理屈は、あとから整えられます。筋書きは、価格が上がったあとで完成します。上昇の初期にあるのは、確信ではなく、不安です。
暴落とは何でしょうか。それは「冷静な再評価」が起きた結果ではありません。「これ以上持ちたくない」「逃げ遅れたくない」という恐怖が、同時に噴き出した結果です。
売る理由は、人によって違います。しかし、売るタイミングは驚くほど一致します。相場には、理性よりも感情が色濃く反映されます。そして重要なのは、その感情が個人のものでは終わらないことです。

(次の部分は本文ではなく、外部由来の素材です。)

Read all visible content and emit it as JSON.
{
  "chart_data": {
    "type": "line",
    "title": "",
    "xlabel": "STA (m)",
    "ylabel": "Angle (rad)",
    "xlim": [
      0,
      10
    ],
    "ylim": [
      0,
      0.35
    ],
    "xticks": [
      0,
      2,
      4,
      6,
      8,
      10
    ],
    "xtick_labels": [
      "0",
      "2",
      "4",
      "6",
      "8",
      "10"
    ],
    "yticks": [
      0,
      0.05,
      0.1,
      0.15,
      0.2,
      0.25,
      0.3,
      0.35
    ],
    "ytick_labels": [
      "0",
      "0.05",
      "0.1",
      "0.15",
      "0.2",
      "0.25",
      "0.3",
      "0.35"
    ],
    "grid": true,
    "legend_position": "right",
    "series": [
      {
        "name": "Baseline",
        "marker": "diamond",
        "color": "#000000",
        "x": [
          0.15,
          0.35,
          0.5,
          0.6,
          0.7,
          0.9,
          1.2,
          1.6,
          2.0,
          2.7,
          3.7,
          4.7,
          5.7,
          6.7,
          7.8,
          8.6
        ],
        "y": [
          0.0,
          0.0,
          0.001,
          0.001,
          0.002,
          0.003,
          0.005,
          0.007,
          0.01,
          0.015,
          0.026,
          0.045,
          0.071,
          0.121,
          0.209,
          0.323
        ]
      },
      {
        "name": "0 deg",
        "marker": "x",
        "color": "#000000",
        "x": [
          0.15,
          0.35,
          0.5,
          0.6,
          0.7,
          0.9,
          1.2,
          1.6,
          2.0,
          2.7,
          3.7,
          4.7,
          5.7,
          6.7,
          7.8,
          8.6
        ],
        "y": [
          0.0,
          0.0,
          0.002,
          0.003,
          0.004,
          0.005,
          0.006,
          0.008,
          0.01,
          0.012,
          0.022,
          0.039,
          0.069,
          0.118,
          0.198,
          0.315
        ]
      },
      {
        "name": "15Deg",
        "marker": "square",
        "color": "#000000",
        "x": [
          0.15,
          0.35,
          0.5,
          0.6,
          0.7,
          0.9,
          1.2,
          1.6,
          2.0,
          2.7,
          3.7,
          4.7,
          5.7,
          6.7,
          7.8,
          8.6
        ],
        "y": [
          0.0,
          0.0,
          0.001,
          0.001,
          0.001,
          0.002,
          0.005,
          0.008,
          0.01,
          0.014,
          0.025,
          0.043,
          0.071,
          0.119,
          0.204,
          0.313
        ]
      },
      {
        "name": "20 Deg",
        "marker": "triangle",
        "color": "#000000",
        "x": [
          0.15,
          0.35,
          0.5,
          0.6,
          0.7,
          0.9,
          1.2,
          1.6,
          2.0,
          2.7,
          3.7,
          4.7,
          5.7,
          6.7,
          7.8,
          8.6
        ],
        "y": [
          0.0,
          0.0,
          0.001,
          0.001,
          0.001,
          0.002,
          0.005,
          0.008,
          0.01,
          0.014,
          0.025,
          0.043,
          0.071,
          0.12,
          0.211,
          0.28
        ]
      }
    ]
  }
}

相場における感情は、常に増幅されます。他人の判断が、自分の判断を揺さぶり、価格の変化が、感情を正当化し、その感情が、さらに価格を動かす。こうして、相場は自己強化的にゆがんでいきます。誰かが意図して操作しなくても、十分に極端な動きが生まれる。ここに、投資の難しさがあります。
「耐えられない」が相場を動かす
人は、自分の感情は制御できていると思いがちです。少なくとも、自分は冷静で、数字を見て判断しているつもりでいる。しかし、相場において問われるのは、個人としての冷静さではありません。

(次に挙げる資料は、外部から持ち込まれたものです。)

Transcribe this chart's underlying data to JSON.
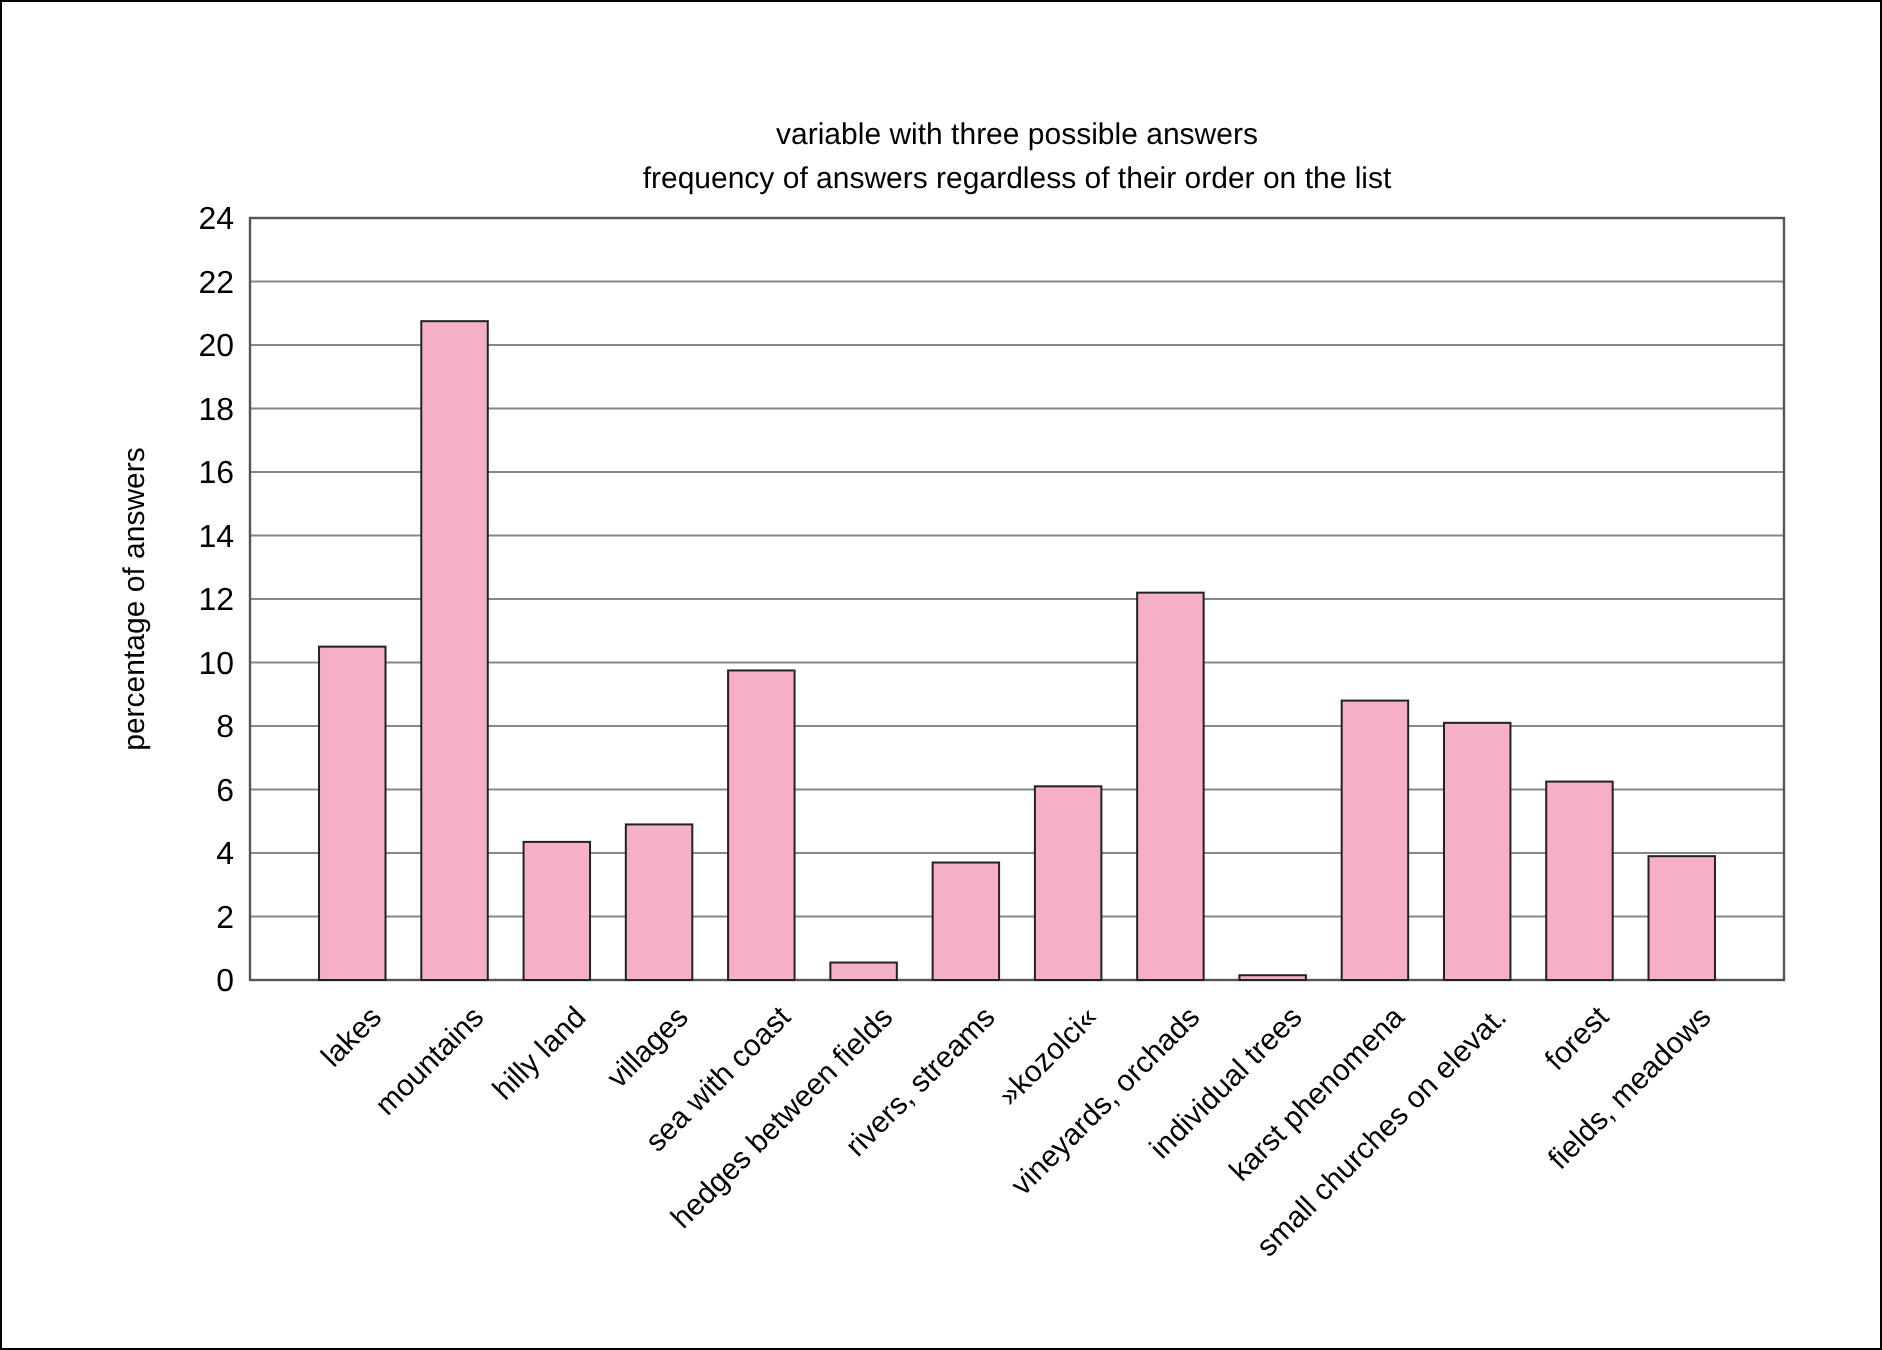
{
  "chart_data": {
    "type": "bar",
    "title": "variable with three possible answers",
    "subtitle": "frequency of answers regardless of their order on the list",
    "ylabel": "percentage of answers",
    "categories": [
      "lakes",
      "mountains",
      "hilly land",
      "villages",
      "sea with coast",
      "hedges between fields",
      "rivers, streams",
      "»kozolci«",
      "vineyards, orchads",
      "individual trees",
      "karst phenomena",
      "small churches on elevat.",
      "forest",
      "fields, meadows"
    ],
    "values": [
      10.5,
      20.75,
      4.35,
      4.9,
      9.75,
      0.55,
      3.7,
      6.1,
      12.2,
      0.15,
      8.8,
      8.1,
      6.25,
      3.9
    ],
    "color": "#f6afc8",
    "ylim": [
      0,
      24
    ],
    "yticks": [
      0,
      2,
      4,
      6,
      8,
      10,
      12,
      14,
      16,
      18,
      20,
      22,
      24
    ],
    "grid": "y"
  }
}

群集の一部になったとき、それでも同じ判断ができるか。この問いに、ほとんどの人は耐えられません。
相場には、常に「多数派」が存在します。上がっているときは、強気が正義になります。そして慎重さが嘲笑されます。下がっているときは、悲観しない人は「逆張り」と冷笑され、損を出したのは判断が間違っていたからではない、不可抗力であり仕方のないことだ、という寛容の空気により投資家はなぐさめられます。
その同調圧力の中で、人は知らないうちに、自分の判断を群集に預けていきます。自分で考えているつもりで、空気を読んでいる。主体的に動いているつもりで、流れに乗っている。
相場とは、人間の弱さが可視化されたものです。その弱さが、価格という形をとって、誰の目にも見える場所に置かれている。だから相場は、ときに残酷です。弱さをごまかす余地を与えてくれません。正しさも、誠実さも、善意も、等しく吸い込まれていきます。